Timestamped surveillance footage from inside the school shows Hale armed with multiple weapons walking down a hallway.
Nashville officers arrive at the school, Police Chief John Drake said. Bodycam footage shows police entering the school amid wailing fire alarms and immediately going to several rooms to look for the shooter.
Officers hear gunfire on the second floor and rush up the stairs as the shots grow louder, the video shows.
Officer Rex Engelbert sees the shooter and fires about four rounds with an assault-style rifle. His bodycam footage shows the attacker collapsing.
Officer Michael Collazo then moved toward the shooter while it appeared a gun was still in the assailant’s hand. Collazo appeared to shoot the attacker on the ground four times with a handgun, yelling “Stop moving!” The officers finally approached the assailant, moved a gun away and then radioed “Suspect down! Suspect down!”
Sports teams honoring and raising money for Covenant School during games Tuesday
From CNN's Wayne Sterling
Sports teams are honoring the people killed in a shooting at a Nashville elementary school on Monday.
There will be a moment of silence observed before Tuesday night's NHL game between the Nashville Predators and the Boston Bruins, the Boston team announced. Players from both teams are also set to wear helmet decals with the Covenant School insignia.
Boston said its foundation will donate $10,000 to Nashville's foundation "to support their efforts in helping the victims’ families."
In its own statement, the Predators said the team is moving "forward with heavy hearts in preparation" for Tuesday's game.
"We will do our best to be mindful and respectful of the more important things in society today, continuing to pray for the shooting victims, their families and the entire Covenant School family, our hearts filled with love and hope for everyone affected," the team said in a tweet.
Vanderbilt Baseball announced that ticket proceeds from its game against Lipscomb Tuesday will go toward the Community Foundation of Middle Tennessee to benefit the Covenant School.
The money will be "supporting those affected by the tragedy that unfolded in the Nashville community on Monday," the team said on its website.
Police body-camera footage shows officers confronting the shooter
From CNN's Melissa Alonso
Editor's note: This post contains graphic descriptions of violence.
The Metro Nashville Police Department released body-camera footage of at least two police officers who responded to Monday's shooting at Covenant School.
The footage is from the body-worn cameras of officers Rex Engelbert and Michael Collazo, who police said fatally shot the attacker on Monday at 10:27 a.m. local time.
At the start of the six-minute video, Engelbert is seen arriving at the school and exiting his vehicle. He grabs a long rifle from the car's trunk and heads toward one part of the building before heading toward a door. The officer approaches a woman outside the school who says the school is on lockdown but there are two children unaccounted for.
The woman, a school official, directs Engelbert to go upstairs.
Another school official is seen handing the officer a key to open an exterior door into the building.

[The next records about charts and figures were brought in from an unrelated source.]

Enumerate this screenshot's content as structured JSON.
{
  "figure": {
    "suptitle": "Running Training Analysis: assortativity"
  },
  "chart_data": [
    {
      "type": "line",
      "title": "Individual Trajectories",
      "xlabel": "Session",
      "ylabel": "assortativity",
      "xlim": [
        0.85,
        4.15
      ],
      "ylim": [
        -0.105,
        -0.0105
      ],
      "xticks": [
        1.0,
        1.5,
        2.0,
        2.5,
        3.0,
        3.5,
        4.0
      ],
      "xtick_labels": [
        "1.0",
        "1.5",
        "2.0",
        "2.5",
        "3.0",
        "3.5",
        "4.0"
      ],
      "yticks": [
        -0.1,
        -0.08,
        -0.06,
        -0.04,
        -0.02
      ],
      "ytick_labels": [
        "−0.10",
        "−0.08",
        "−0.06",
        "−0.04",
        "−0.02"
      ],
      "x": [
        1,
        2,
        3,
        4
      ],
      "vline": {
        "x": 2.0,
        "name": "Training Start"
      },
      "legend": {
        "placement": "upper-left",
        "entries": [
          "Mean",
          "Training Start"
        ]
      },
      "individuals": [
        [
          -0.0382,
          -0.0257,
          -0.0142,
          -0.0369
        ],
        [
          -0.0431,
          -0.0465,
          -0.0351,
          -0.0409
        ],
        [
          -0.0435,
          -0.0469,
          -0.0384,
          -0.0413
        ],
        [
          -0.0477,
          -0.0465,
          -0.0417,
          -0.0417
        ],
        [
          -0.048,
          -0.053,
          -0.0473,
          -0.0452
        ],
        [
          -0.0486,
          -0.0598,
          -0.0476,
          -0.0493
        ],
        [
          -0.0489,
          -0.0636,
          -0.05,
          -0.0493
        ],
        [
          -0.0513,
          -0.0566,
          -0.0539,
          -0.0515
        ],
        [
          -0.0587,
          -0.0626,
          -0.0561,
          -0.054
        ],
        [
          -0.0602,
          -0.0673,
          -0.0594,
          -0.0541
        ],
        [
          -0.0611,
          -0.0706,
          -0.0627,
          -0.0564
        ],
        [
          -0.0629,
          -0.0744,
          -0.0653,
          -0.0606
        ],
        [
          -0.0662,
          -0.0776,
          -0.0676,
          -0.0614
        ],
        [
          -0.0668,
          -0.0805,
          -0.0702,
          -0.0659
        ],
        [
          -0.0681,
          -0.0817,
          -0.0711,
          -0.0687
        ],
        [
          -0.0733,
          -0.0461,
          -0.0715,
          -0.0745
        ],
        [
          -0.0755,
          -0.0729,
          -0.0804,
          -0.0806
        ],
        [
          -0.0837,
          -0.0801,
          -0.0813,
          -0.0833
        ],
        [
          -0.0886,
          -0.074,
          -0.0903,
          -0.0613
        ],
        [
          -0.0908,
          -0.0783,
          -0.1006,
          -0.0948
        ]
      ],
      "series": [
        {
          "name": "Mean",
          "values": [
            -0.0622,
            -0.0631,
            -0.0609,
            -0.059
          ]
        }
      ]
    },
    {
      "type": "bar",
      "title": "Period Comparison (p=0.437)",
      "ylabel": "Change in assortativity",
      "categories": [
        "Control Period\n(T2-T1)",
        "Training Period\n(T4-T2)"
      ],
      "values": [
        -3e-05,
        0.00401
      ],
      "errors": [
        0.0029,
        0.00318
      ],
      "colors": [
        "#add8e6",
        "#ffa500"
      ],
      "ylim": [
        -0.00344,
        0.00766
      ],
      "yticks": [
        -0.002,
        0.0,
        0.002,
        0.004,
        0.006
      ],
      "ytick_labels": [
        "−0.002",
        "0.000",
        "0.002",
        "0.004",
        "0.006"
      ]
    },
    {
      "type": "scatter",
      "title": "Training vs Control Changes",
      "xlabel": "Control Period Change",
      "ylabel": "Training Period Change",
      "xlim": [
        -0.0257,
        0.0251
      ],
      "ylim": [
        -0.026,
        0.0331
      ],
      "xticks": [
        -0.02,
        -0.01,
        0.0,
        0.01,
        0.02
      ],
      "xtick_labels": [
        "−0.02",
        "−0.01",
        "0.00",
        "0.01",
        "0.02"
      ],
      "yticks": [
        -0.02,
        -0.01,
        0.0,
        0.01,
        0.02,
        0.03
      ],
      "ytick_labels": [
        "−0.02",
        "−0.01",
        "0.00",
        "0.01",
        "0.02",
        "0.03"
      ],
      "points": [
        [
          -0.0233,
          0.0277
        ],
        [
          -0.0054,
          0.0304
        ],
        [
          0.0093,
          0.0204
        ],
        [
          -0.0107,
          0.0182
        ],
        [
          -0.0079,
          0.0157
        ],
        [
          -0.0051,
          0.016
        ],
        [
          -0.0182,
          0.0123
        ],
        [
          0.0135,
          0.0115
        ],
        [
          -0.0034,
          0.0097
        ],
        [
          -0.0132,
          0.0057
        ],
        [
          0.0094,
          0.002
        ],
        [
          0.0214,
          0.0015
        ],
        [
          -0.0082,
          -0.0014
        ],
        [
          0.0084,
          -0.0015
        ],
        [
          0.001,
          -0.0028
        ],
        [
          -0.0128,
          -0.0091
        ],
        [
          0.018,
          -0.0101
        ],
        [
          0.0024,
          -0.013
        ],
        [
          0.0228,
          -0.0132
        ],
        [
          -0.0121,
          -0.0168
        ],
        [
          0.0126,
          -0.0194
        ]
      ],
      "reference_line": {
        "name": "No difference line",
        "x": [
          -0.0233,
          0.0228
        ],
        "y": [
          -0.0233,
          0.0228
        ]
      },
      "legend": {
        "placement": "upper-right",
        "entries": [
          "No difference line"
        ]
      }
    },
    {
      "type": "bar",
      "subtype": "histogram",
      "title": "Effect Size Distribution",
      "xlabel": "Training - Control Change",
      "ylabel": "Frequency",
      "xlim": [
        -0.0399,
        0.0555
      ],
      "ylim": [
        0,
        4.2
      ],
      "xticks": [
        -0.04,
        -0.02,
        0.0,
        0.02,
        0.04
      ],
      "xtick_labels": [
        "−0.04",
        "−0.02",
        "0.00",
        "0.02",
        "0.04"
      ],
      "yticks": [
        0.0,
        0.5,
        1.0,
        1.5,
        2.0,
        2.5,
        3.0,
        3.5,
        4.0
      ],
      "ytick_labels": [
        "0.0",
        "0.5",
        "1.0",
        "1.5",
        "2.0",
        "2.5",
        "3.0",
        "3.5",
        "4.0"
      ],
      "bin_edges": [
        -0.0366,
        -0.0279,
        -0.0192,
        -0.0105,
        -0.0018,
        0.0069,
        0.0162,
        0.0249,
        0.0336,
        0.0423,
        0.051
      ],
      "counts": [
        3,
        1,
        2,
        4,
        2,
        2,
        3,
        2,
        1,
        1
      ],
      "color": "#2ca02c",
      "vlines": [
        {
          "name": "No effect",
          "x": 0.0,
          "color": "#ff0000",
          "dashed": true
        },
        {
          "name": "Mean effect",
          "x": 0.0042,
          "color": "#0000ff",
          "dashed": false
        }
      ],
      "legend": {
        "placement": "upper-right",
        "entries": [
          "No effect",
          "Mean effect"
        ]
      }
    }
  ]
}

Engelbert yells to his fellow officers: "Let's go, I need three!"
Engelbert enters the school — about one minute after pulling up to the building — with other officers following and immediately getting into a tactical formation. About three minutes into the video, gunshots are heard in the distance and an officer is heard saying "It's upstairs, sounds like it’s upstairs."
The officers rush up a stairwell as the gunshots grow louder.
The flashes from the shooter's gunfire are seen in Collazo's bodycam footage, which leads the officers down a hall to the suspect's position.
The officers approach the sound of gunfire and Engelbert rounds a corner and fires multiple times at a person near a large window, who drops to the ground, the video shows.
Collazo then pushes forward and appears to shoot the person on the ground four times with a handgun, yelling, “Stop moving!” The officers finally approach the person, move a gun away and then radio, “Suspect down! Suspect down!